W 1973 r., trzy lata. po przyznaniu Aleksandrowi Sołżenicynowi nagrody Nobla, KGB skonfiskowało pisarzowi rękopis jego, jak miało się okazać, najbardziej znaczącego dzieła: "Archipelagu GUŁag".
Na szczęście, oprócz znanego rękopisu istniał jeszcze drugi, wywieziony wcześniej do Francji. Na polecenie autora został on opublikowany na Zachodzie w grudniu 1973 r.
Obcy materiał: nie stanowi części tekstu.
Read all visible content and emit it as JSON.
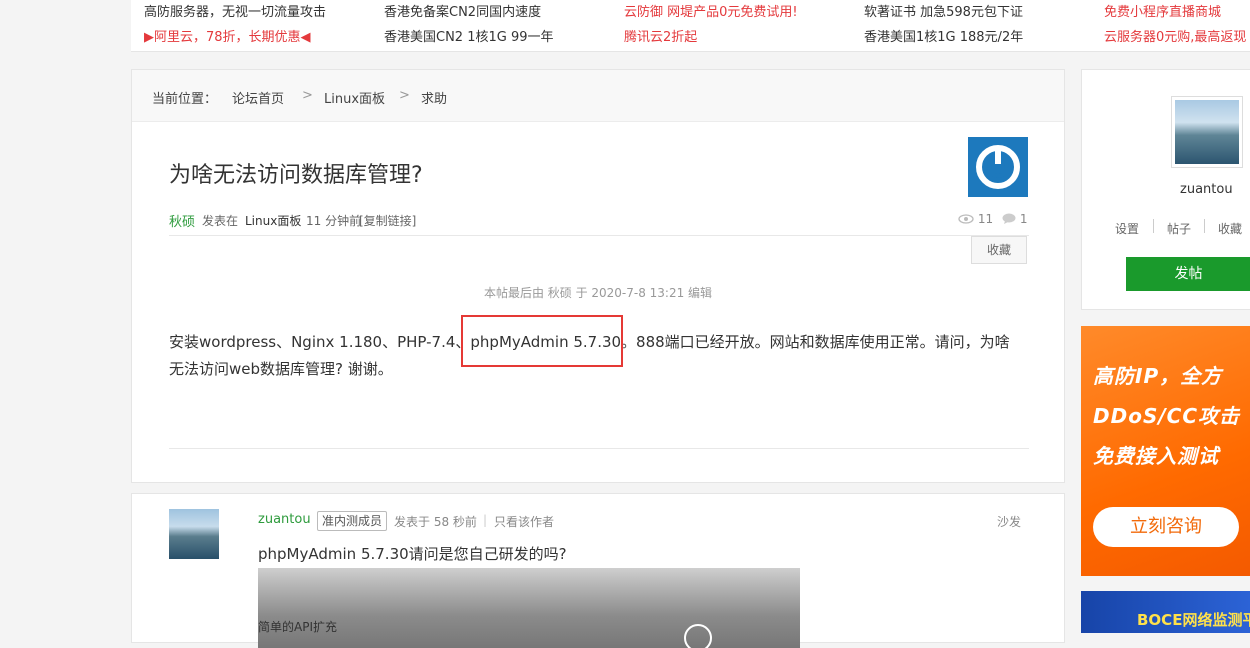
{
  "ads": {
    "row1": [
      "高防服务器，无视一切流量攻击",
      "香港免备案CN2同国内速度",
      "云防御 网堤产品0元免费试用!",
      "软著证书 加急598元包下证",
      "免费小程序直播商城"
    ],
    "row2": [
      "▶阿里云，78折，长期优惠◀",
      "香港美国CN2 1核1G 99一年",
      "腾讯云2折起",
      "香港美国1核1G 188元/2年",
      "云服务器0元购,最高返现"
    ]
  },
  "breadcrumb": {
    "prefix": "当前位置：",
    "items": [
      "论坛首页",
      "Linux面板",
      "求助"
    ],
    "sep": ">"
  },
  "post": {
    "title": "为啥无法访问数据库管理?",
    "author": "秋硕",
    "posted_in_label": "发表在",
    "board": "Linux面板",
    "time": "11 分钟前",
    "copy_link": "[复制链接]",
    "views": "11",
    "replies": "1",
    "favorite_label": "收藏",
    "edited_note": "本帖最后由 秋硕 于 2020-7-8 13:21 编辑",
    "body_line1": "安装wordpress、Nginx 1.180、PHP-7.4、phpMyAdmin 5.7.30。888端口已经开放。网站和数据库使用正常。请问，为啥",
    "body_line2": "无法访问web数据库管理? 谢谢。"
  },
  "reply": {
    "user": "zuantou",
    "badge": "准内测成员",
    "posted": "发表于 58 秒前",
    "sep": "|",
    "only_author": "只看该作者",
    "floor": "沙发",
    "text": "phpMyAdmin 5.7.30请问是您自己研发的吗?",
    "image_caption": "简单的API扩充"
  },
  "sidebar": {
    "username": "zuantou",
    "links": [
      "设置",
      "帖子",
      "收藏"
    ],
    "post_button": "发帖"
  },
  "banner1": {
    "lines": [
      "高防IP，全方",
      "DDoS/CC攻击",
      "免费接入测试"
    ],
    "button": "立刻咨询"
  },
  "banner2": {
    "text": "BOCE网络监测平"
  },
  "colors": {
    "green": "#2e9b3d",
    "red_link": "#e4393c",
    "post_button": "#1a9a2c",
    "highlight_box": "#e53935"
  }
}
Książka okazała się bombą o ogromnej sile rażenia. Choć o sowieckim systemie obozów pracy przymusowej pisali przedtem m.in. Wadim Szałamow czy Gustaw Herling-Grudziński, dopiero z "Archipelagu..." poznał świat prawdę o łagrach.
W dwa lata po ukazaniu się dzieła, Sołżenicyn pozbawiony został radzieckiego obywatelstwa i wydalony z ZSRR. Do Rosji powrócił dopiero w 1994 roku.
Liczący ponad półtora tysiąca stron "Archipelag GUŁag" poświęcony jest martyrologii narodów wchodzących w skład ZSRR w latach 1918-1956.
W tej monumentalnej pracy Sołżenicyn przedstawił nieznaną, skrywaną przed opinią publiczną część historii państwa sowieckiego. Z kronikarską dokładnością opisał fakty, których poza nim (po aresztowaniu w 1945 r. skazano go na 8 lat więzienia i zsyłkę na Syberię za "antyradziecką agitację i propagandę") było świadkami dwustu jego rozmówców - byłych więźniów GUŁagu.
Miękka okładka, wydawnictwo Azbuka-kłassika, Sankt Petersburg 2011, t.1-640 str., t.2-672 str., t.3-736 str.